The Modern Rock Quartet (MRQ) was a Canadian jazz-rock band put together by former Luke & The Apostles keyboard player Peter Jermyn with several musicians who had played with Bruce Cockburn in the final lineup of The Esquires.

When the original Luke & The Apostles broke up in mid-August 1967, keyboard player Peter Jermyn (born on November 6, 1946 in Kingston, Ontario) moved to Ottawa where he joined the local band Heart, which was fronted by singer John Martin (Jean Martin). A short while later, Jermyn met former Esquires members Doug Orr (bass) and Robert Coulthart (drums), with whom Jermyn had become familiar while with the Apostles, and invited them to join him and Martin in a new group. (Heart continued with a new organist, Jack Arseneault.)

Formed in August 1968, Modern Rock Quartet and quickly attracted record company interest with their unique sound (a guitarless band was something of an oddity at the time). The band was approached by five US labels (including two major players) and in the end, signed with RCA, which invited them to New York to record material (most of which would remain unreleased).

Jermyn first took the band to Toronto in late 1968, where it played the El Patio (December 10–15). Though based in Ottawa, The MRQ returned to Toronto on numerous occasions throughout 1969 and 1970, playing at the Varsity Stadium (outdoors) on June 22, 1969 with Steppenwolf, Chuck Berry, Blood Sweat & Tears, Johnny Winter, Sly & The Family Stone, Procol Harum, Tiny Tim, Alice Cooper, Al Kooper, The Band, Velvet Underground, Rotary Connection, and others, performing at the Toronto Rock Festival (at Varsity Arena, (indoors) on March 25, 1970 with Canned Heat, The Faces with Rod Stewart and Ronnie Wood MC5, Parliaments & The Funkadelic, and others, and appearing at the Festival Express show at the CNE Stadium on June 27–28, 1970 with The Band, Janis Joplin, The Grateful Dead Mountain, Traffic, Ten Years After, Buddy Guy, Robert Charlebois and others.

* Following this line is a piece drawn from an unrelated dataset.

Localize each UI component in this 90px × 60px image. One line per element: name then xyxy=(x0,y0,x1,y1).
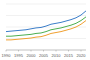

The group’s lone single, Jermyn’s “Plastic Street”, backed by “Games”, written by Bruce Cockburn and Michael Ferry (Lee Jackson from Jon and Lee & The Checkmates), failed to chart. Both sides were also recorded in French and released by RCA as "Rue Plastique" / "Des Jeux". The group also recorded a couple of tracks that were never released, such as “Revolution” and “Lady of Pleasure”.